S'agissant du fabuleux graphisme : les corps et les formes sont torturées, les « gueules funambulesques » dans une sorte de dramaturgie des volutes à la Francis Bacon. Les scènes semblent peintes sur le vif avec une acuité troublante.

Le trait, continu et fébrile, relève de l'esquisse : un brouillon qui se trouverait figé. La palette des couleurs, sagement terne, aux tons bruns, gris, accompagne le récit.

La figure tutélaire De Toulouse-Lautrec plane alors qu'un aéropage de 3 fées clochette, danseuses diaphanes, sorti de l'atelier de Degas, a élu domicile sur les toits de Paris.

Au détour, il est fait mention des « chairs » de Boucher, qualifié de central dans la peinture française, de Monet devant son chevalet et un parterre de nymphéas

Eugene Concombre, critique d'art à l'embonpoint notable et René Dulac alias René La Sueur, batracien filiforme et chroniqueur mondain, accueillent au siège du journal le Siècle un nouvel embauché enquêteur-journaliste : Rouletabille, sorte de Tintin à la houppette.

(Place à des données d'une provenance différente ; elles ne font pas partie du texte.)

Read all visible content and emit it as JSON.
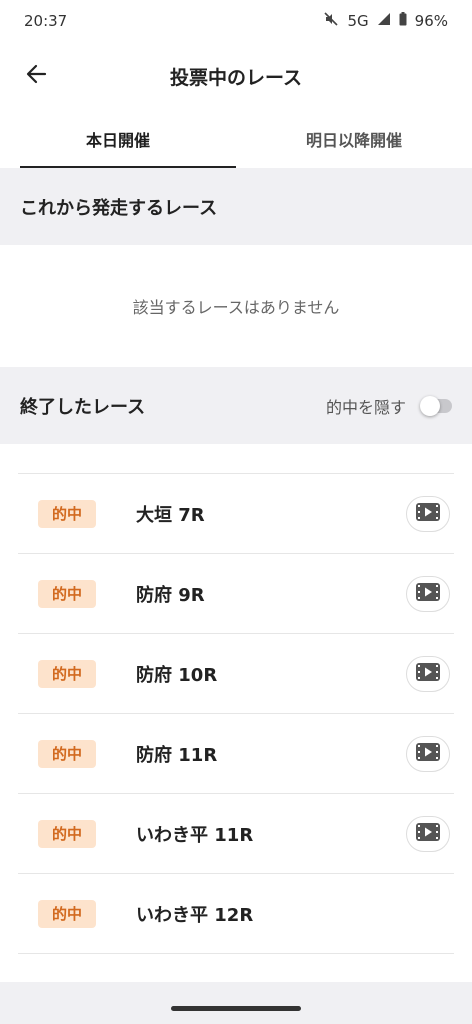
{
  "status": {
    "time": "20:37",
    "network": "5G",
    "battery": "96%"
  },
  "header": {
    "title": "投票中のレース"
  },
  "tabs": [
    {
      "label": "本日開催",
      "active": true
    },
    {
      "label": "明日以降開催",
      "active": false
    }
  ],
  "upcoming": {
    "title": "これから発走するレース",
    "empty_message": "該当するレースはありません"
  },
  "finished": {
    "title": "終了したレース",
    "hide_hits_label": "的中を隠す",
    "hide_hits_on": false,
    "races": [
      {
        "badge": "的中",
        "name": "大垣 7R",
        "video": true
      },
      {
        "badge": "的中",
        "name": "防府 9R",
        "video": true
      },
      {
        "badge": "的中",
        "name": "防府 10R",
        "video": true
      },
      {
        "badge": "的中",
        "name": "防府 11R",
        "video": true
      },
      {
        "badge": "的中",
        "name": "いわき平 11R",
        "video": true
      },
      {
        "badge": "的中",
        "name": "いわき平 12R",
        "video": false
      }
    ]
  },
  "colors": {
    "accent_badge_bg": "#fde3cc",
    "accent_badge_text": "#d2691e",
    "section_bg": "#f0f0f3"
  }
}
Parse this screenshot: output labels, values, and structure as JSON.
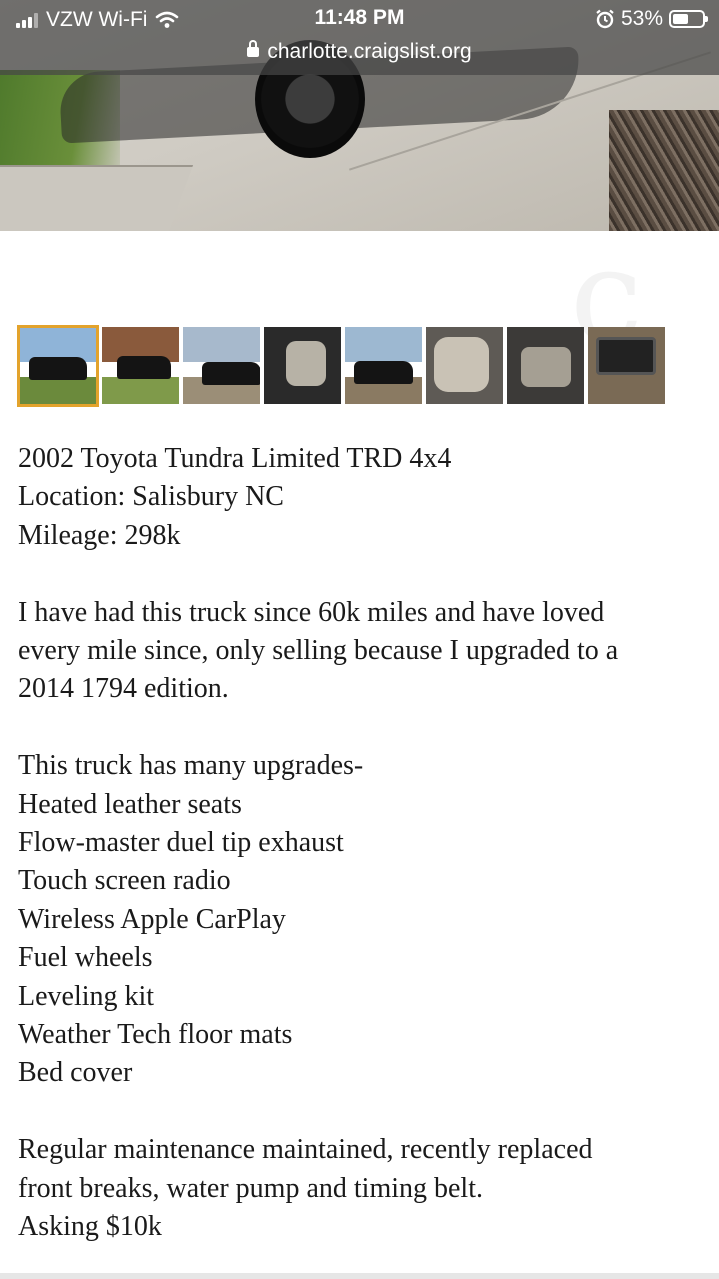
{
  "status_bar": {
    "carrier": "VZW Wi-Fi",
    "time": "11:48 PM",
    "battery": "53%",
    "battery_level": 0.53,
    "url": "charlotte.craigslist.org"
  },
  "gallery": {
    "selected_index": 0,
    "thumbnail_count": 8
  },
  "listing": {
    "title": "2002 Toyota Tundra Limited TRD 4x4",
    "location": "Location: Salisbury NC",
    "mileage": "Mileage: 298k",
    "intro": [
      "I have had this truck since 60k miles and have loved",
      "every mile since, only selling because I upgraded to a",
      "2014 1794 edition."
    ],
    "upgrades_heading": "This truck has many upgrades-",
    "upgrades": [
      "Heated leather seats",
      "Flow-master duel tip exhaust",
      "Touch screen radio",
      "Wireless Apple CarPlay",
      "Fuel wheels",
      "Leveling kit",
      "Weather Tech floor mats",
      "Bed cover"
    ],
    "maintenance": [
      "Regular maintenance maintained, recently replaced",
      "front breaks, water pump and timing belt."
    ],
    "price": "Asking $10k"
  },
  "icons": [
    "signal-icon",
    "wifi-icon",
    "alarm-icon",
    "battery-icon",
    "lock-icon"
  ]
}
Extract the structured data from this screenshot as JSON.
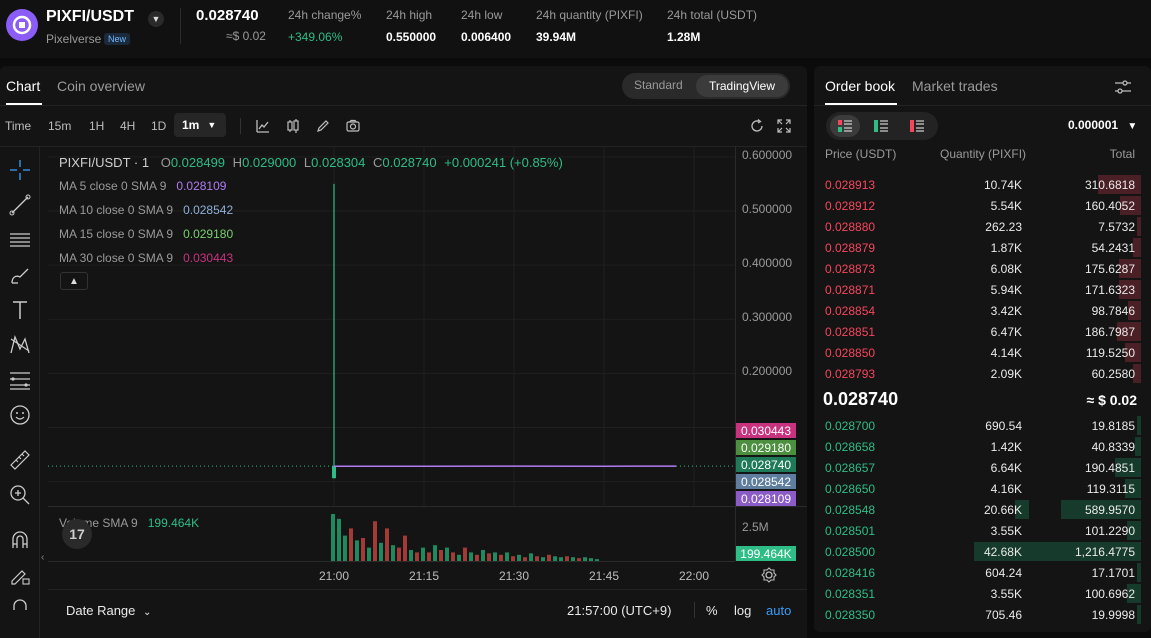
{
  "header": {
    "pair": "PIXFI/USDT",
    "project": "Pixelverse",
    "new_badge": "New",
    "last_price": "0.028740",
    "last_price_usd": "≈$ 0.02",
    "stats": [
      {
        "label": "24h change%",
        "value": "+349.06%"
      },
      {
        "label": "24h high",
        "value": "0.550000"
      },
      {
        "label": "24h low",
        "value": "0.006400"
      },
      {
        "label": "24h quantity (PIXFI)",
        "value": "39.94M"
      },
      {
        "label": "24h total (USDT)",
        "value": "1.28M"
      }
    ]
  },
  "chart_panel": {
    "tabs": [
      "Chart",
      "Coin overview"
    ],
    "view_modes": [
      "Standard",
      "TradingView"
    ],
    "timeframes": [
      "Time",
      "15m",
      "1H",
      "4H",
      "1D"
    ],
    "active_timeframe": "1m",
    "legend": {
      "symbol": "PIXFI/USDT · 1",
      "o_label": "O",
      "o": "0.028499",
      "h_label": "H",
      "h": "0.029000",
      "l_label": "L",
      "l": "0.028304",
      "c_label": "C",
      "c": "0.028740",
      "change": "+0.000241 (+0.85%)",
      "ma": [
        {
          "label": "MA 5 close 0 SMA 9",
          "value": "0.028109",
          "color": "#b07cf0"
        },
        {
          "label": "MA 10 close 0 SMA 9",
          "value": "0.028542",
          "color": "#8fb0d8"
        },
        {
          "label": "MA 15 close 0 SMA 9",
          "value": "0.029180",
          "color": "#7bd06c"
        },
        {
          "label": "MA 30 close 0 SMA 9",
          "value": "0.030443",
          "color": "#c8327f"
        }
      ]
    },
    "volume_legend": {
      "label": "Volume SMA 9",
      "value": "199.464K"
    },
    "tv_badge": "17",
    "bottom": {
      "date_range": "Date Range",
      "clock": "21:57:00 (UTC+9)",
      "pct": "%",
      "log": "log",
      "auto": "auto"
    }
  },
  "chart_data": {
    "type": "line",
    "xlabel": "",
    "ylabel": "",
    "x_ticks": [
      "21:00",
      "21:15",
      "21:30",
      "21:45",
      "22:00"
    ],
    "y_ticks": [
      "0.600000",
      "0.500000",
      "0.400000",
      "0.300000",
      "0.200000"
    ],
    "ylim": [
      0.0,
      0.62
    ],
    "series": [
      {
        "name": "price",
        "x": [
          "21:00",
          "21:15",
          "21:30",
          "21:45",
          "21:57"
        ],
        "values": [
          0.0285,
          0.0285,
          0.0287,
          0.0286,
          0.02874
        ],
        "spike_high": 0.55
      }
    ],
    "price_labels": [
      {
        "value": "0.030443",
        "color": "#c8327f"
      },
      {
        "value": "0.029180",
        "color": "#4c8f3f"
      },
      {
        "value": "0.028740",
        "color": "#1e7a59"
      },
      {
        "value": "0.028542",
        "color": "#5f7d9f"
      },
      {
        "value": "0.028109",
        "color": "#8b5cc7"
      }
    ],
    "volume": {
      "ylabel_tick": "2.5M",
      "current_label": "199.464K",
      "bars": [
        {
          "v": 1.0,
          "up": true
        },
        {
          "v": 0.9,
          "up": true
        },
        {
          "v": 0.55,
          "up": true
        },
        {
          "v": 0.7,
          "up": false
        },
        {
          "v": 0.45,
          "up": true
        },
        {
          "v": 0.5,
          "up": false
        },
        {
          "v": 0.3,
          "up": true
        },
        {
          "v": 0.85,
          "up": false
        },
        {
          "v": 0.4,
          "up": true
        },
        {
          "v": 0.7,
          "up": false
        },
        {
          "v": 0.35,
          "up": true
        },
        {
          "v": 0.3,
          "up": false
        },
        {
          "v": 0.55,
          "up": false
        },
        {
          "v": 0.25,
          "up": true
        },
        {
          "v": 0.2,
          "up": false
        },
        {
          "v": 0.3,
          "up": true
        },
        {
          "v": 0.2,
          "up": false
        },
        {
          "v": 0.35,
          "up": true
        },
        {
          "v": 0.25,
          "up": false
        },
        {
          "v": 0.3,
          "up": true
        },
        {
          "v": 0.2,
          "up": false
        },
        {
          "v": 0.15,
          "up": true
        },
        {
          "v": 0.3,
          "up": false
        },
        {
          "v": 0.2,
          "up": true
        },
        {
          "v": 0.15,
          "up": false
        },
        {
          "v": 0.25,
          "up": true
        },
        {
          "v": 0.18,
          "up": false
        },
        {
          "v": 0.2,
          "up": true
        },
        {
          "v": 0.15,
          "up": false
        },
        {
          "v": 0.2,
          "up": true
        },
        {
          "v": 0.12,
          "up": false
        },
        {
          "v": 0.15,
          "up": true
        },
        {
          "v": 0.1,
          "up": false
        },
        {
          "v": 0.18,
          "up": true
        },
        {
          "v": 0.12,
          "up": false
        },
        {
          "v": 0.1,
          "up": true
        },
        {
          "v": 0.15,
          "up": false
        },
        {
          "v": 0.12,
          "up": true
        },
        {
          "v": 0.1,
          "up": true
        },
        {
          "v": 0.12,
          "up": false
        },
        {
          "v": 0.1,
          "up": true
        },
        {
          "v": 0.08,
          "up": false
        },
        {
          "v": 0.1,
          "up": true
        },
        {
          "v": 0.08,
          "up": true
        },
        {
          "v": 0.06,
          "up": true
        }
      ]
    }
  },
  "order_book": {
    "tabs": [
      "Order book",
      "Market trades"
    ],
    "precision": "0.000001",
    "columns": [
      "Price (USDT)",
      "Quantity (PIXFI)",
      "Total"
    ],
    "asks": [
      {
        "price": "0.028913",
        "qty": "10.74K",
        "total": "310.6818",
        "depth": 0.27
      },
      {
        "price": "0.028912",
        "qty": "5.54K",
        "total": "160.4052",
        "depth": 0.13
      },
      {
        "price": "0.028880",
        "qty": "262.23",
        "total": "7.5732",
        "depth": 0.01
      },
      {
        "price": "0.028879",
        "qty": "1.87K",
        "total": "54.2431",
        "depth": 0.05
      },
      {
        "price": "0.028873",
        "qty": "6.08K",
        "total": "175.6287",
        "depth": 0.14
      },
      {
        "price": "0.028871",
        "qty": "5.94K",
        "total": "171.6323",
        "depth": 0.14
      },
      {
        "price": "0.028854",
        "qty": "3.42K",
        "total": "98.7846",
        "depth": 0.08
      },
      {
        "price": "0.028851",
        "qty": "6.47K",
        "total": "186.7987",
        "depth": 0.15
      },
      {
        "price": "0.028850",
        "qty": "4.14K",
        "total": "119.5250",
        "depth": 0.1
      },
      {
        "price": "0.028793",
        "qty": "2.09K",
        "total": "60.2580",
        "depth": 0.05
      }
    ],
    "mid_price": "0.028740",
    "mid_usd": "≈ $ 0.02",
    "bids": [
      {
        "price": "0.028700",
        "qty": "690.54",
        "total": "19.8185",
        "depth": 0.02,
        "qdepth": 0
      },
      {
        "price": "0.028658",
        "qty": "1.42K",
        "total": "40.8339",
        "depth": 0.04,
        "qdepth": 0
      },
      {
        "price": "0.028657",
        "qty": "6.64K",
        "total": "190.4851",
        "depth": 0.16,
        "qdepth": 0
      },
      {
        "price": "0.028650",
        "qty": "4.16K",
        "total": "119.3115",
        "depth": 0.1,
        "qdepth": 0
      },
      {
        "price": "0.028548",
        "qty": "20.66K",
        "total": "589.9570",
        "depth": 0.5,
        "qdepth": 0.25
      },
      {
        "price": "0.028501",
        "qty": "3.55K",
        "total": "101.2290",
        "depth": 0.09,
        "qdepth": 0
      },
      {
        "price": "0.028500",
        "qty": "42.68K",
        "total": "1,216.4775",
        "depth": 1.0,
        "qdepth": 1.0
      },
      {
        "price": "0.028416",
        "qty": "604.24",
        "total": "17.1701",
        "depth": 0.02,
        "qdepth": 0
      },
      {
        "price": "0.028351",
        "qty": "3.55K",
        "total": "100.6962",
        "depth": 0.09,
        "qdepth": 0
      },
      {
        "price": "0.028350",
        "qty": "705.46",
        "total": "19.9998",
        "depth": 0.02,
        "qdepth": 0
      }
    ]
  }
}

Après s'être encanaillé dans un des multiples lupanars parisiens pour y voir Henri le cochon alias marquis de Porcignoles, se trémousser sur scène avec une cocotte à la frimousse de Vache-qui-rit, Eugene est assassiné de manière concomitante avec le vol des bijoux de la Kastafiore.

L'enterrement a lieu au cimetière du Père Lachaise, à l'ombre du buste De Balzac

Un clin d'oeil à Max Weber et sa théorie du protestantisme dans la construction du capitalisme vient étayer une féroce satire de la bourgeoisie de l'époque. Ces bourgeois qui ne « lâchent pas un sou parce qu'ils économisent pour leur mausolée »

Avant de prévenir : « Il n'y a rien de plus dangereux qu'un bourgeois qui a peur »

A lire et à relire doucement pour bien percevoir l'ensemble des références qui s'insinuent dans le récit. Remarquable.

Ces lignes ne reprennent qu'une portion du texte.